第30話

 リゾートを終え、城に戻ってからというもの、忙しい日々が続く。

 休暇のために滞っていた分もあり、今日も補佐官のクリムトがてきぱきと書類を捌いていた。モニカ王女はデスクに掛け、似たような内容の報告書や指令書に目を通す。

「はあ……」

「浮かない顔ですね。どうかしましたか?」

「あ、ううん。……セニアは元気にしてるかなあ、って」

 クリムトに勘付かれたくなくて、咄嗟に嘘をついてしまった。そのために、妹のことを忘れていた自分の愚かしさにも気付き、自己嫌悪に陥ってしまう。

「心配いりませんよ。ちょくちょくお手紙も来てることですし。この機会に近隣諸国の文化を学ばれるのもよいかと」

「帝国風のバレエが気に入ったみたいね、あの子」

 サジタリオ帝国は東と南の戦線で手がいっぱいなのか、ソール王国への圧力を弱めつつあった。それでも城下の一角には帝国軍が常駐し、ジェラールの指令を仰いでいる。
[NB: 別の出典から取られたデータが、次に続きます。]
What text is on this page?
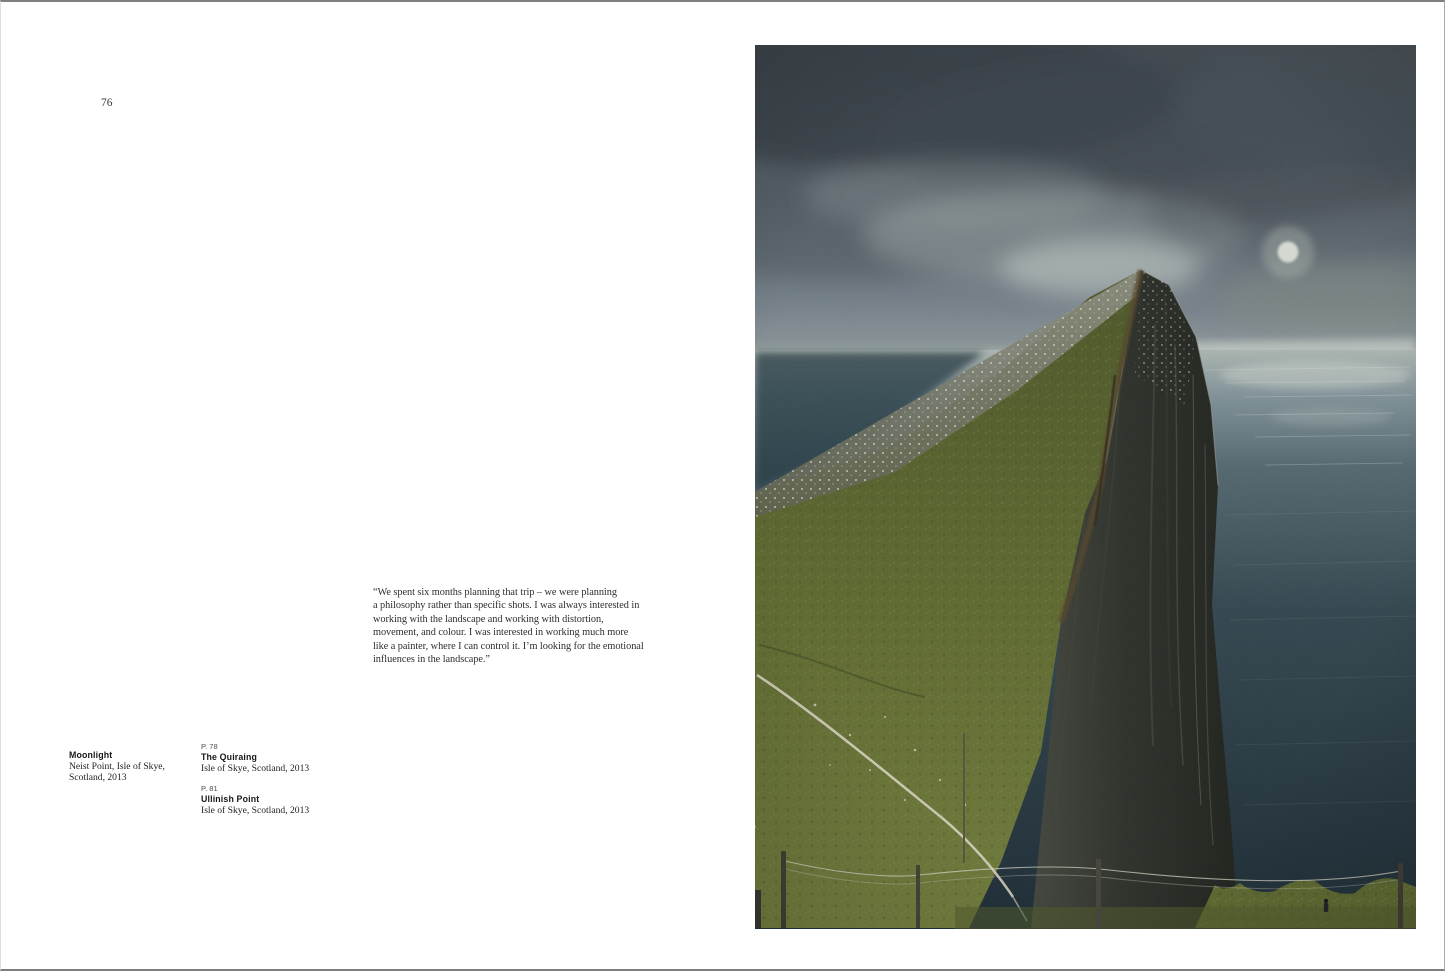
76
“We spent six months planning that trip – we were planning
a philosophy rather than specific shots. I was always interested in
working with the landscape and working with distortion,
movement, and colour. I was interested in working much more
like a painter, where I can control it. I’m looking for the emotional
influences in the landscape.”
Moonlight
Neist Point, Isle of Skye,
Scotland, 2013
P. 78
The Quiraing
Isle of Skye, Scotland, 2013
P. 81
Ullinish Point
Isle of Skye, Scotland, 2013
大使館の中で自粛する気は更々ないらしい。

「帝国の戦争は今、どうなの?」

 クリムトは眼鏡を押さえ、溜息を漏らした。

「勝つにしましても、落としどころを探してるのではないでしょうか。サジェッカで連合を破った時は、僕も終わるものと思いましたが、あれからもう二年ですし」

「……長いわね」

 サジタリオ帝国が最新鋭の大砲をひっさげ、ことごとく敵を撃破したことは想像に難くない。帝国は兵器の運用に長け、また軍の統制も取れていた。

 ああいう国だから、王子もタチが悪いのよ……。

 間違っても公の場では口にできないレベルの愚痴が、脳裏をよぎる。

 戦争さえ終われば、帝国との関係も修復していけるだろう。とにかく帝国軍を引きさがらせないことには、ソール王国に未来はない。
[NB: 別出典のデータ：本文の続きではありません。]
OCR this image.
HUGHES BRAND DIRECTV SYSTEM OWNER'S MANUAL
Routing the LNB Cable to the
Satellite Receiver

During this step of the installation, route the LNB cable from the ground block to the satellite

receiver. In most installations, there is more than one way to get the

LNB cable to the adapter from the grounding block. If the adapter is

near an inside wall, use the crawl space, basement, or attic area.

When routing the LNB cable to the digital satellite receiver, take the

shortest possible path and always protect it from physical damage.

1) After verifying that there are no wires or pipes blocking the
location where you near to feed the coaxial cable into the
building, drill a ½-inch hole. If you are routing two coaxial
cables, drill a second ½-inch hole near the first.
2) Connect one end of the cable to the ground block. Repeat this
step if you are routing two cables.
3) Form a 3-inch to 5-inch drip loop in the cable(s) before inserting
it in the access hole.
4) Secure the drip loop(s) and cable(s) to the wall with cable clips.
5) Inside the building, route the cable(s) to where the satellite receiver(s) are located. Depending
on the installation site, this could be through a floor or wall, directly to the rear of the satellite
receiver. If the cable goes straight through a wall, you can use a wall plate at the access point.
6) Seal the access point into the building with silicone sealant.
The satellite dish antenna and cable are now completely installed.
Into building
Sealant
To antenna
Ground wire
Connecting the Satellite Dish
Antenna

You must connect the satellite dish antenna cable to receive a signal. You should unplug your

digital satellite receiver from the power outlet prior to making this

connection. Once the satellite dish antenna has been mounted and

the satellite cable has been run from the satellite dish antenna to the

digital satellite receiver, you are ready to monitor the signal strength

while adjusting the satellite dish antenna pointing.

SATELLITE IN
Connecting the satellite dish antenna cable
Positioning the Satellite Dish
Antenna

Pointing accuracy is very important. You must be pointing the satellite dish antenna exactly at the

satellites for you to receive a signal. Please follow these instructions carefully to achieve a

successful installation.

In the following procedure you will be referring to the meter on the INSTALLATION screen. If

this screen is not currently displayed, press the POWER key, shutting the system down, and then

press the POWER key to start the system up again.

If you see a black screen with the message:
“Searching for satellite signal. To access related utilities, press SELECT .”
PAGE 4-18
 同時に敵は帝国だけではなかった。依然としてレオン王の行方は掴めず、ソール王国は若き王女が国王代理を務めるという、不安定な状態にある。

 しかしモニカの気分が乗らない原因は、まったく別にあった。

 どうしてジェラールはあんなに怒ったのかしら?

 最近は寝ても覚めても彼のことばかり考えている。

 ジェラールはモニカに『おれのものになれ』と強要し、モニカはそれを承諾した。モニカひとりが辱めに耐えることで、ソール王国の独立は現に保証されている。
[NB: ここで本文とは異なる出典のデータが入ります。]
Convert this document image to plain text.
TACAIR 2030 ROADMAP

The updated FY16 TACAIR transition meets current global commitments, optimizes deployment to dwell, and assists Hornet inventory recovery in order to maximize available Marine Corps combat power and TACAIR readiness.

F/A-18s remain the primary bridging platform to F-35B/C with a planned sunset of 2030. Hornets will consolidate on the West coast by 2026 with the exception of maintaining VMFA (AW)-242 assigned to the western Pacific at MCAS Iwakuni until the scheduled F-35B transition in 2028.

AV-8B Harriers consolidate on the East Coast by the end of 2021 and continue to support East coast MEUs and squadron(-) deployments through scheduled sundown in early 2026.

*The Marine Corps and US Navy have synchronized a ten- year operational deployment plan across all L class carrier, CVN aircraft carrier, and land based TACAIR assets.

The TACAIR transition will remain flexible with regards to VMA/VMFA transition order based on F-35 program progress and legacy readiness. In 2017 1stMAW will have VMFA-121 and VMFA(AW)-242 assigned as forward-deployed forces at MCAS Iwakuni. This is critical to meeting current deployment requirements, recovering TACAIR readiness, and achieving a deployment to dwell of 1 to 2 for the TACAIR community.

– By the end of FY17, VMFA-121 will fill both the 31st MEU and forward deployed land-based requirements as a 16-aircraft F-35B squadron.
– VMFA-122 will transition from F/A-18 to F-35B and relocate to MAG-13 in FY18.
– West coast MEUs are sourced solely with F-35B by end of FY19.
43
 そのはずが、モニカのほうから一線を越えようとすると、彼は急に頑なになった。

 モニカにしても、あのまま『ご奉仕』を続行できたとは思えない。

 なんだか嫌だわ、あたし……いやらしいことに興味があるみたいで……。

 まさかクリムトに聞くわけにもいかず、悶々とする。

 やがて今日の政務を終え、モニカは席を立った。ところが、アンナではないメイドのひとりから、妙な伝言を伝えられる。

「……え? 夕食のあとは遊戯室へ?」

「はい。ジェラール様が是非、姫様にご覧いただきたいと」

 あれからというもの、彼がモニカを求め、部屋に現れることもなかった。食事も別で済ませて、モニカとは距離を取っている。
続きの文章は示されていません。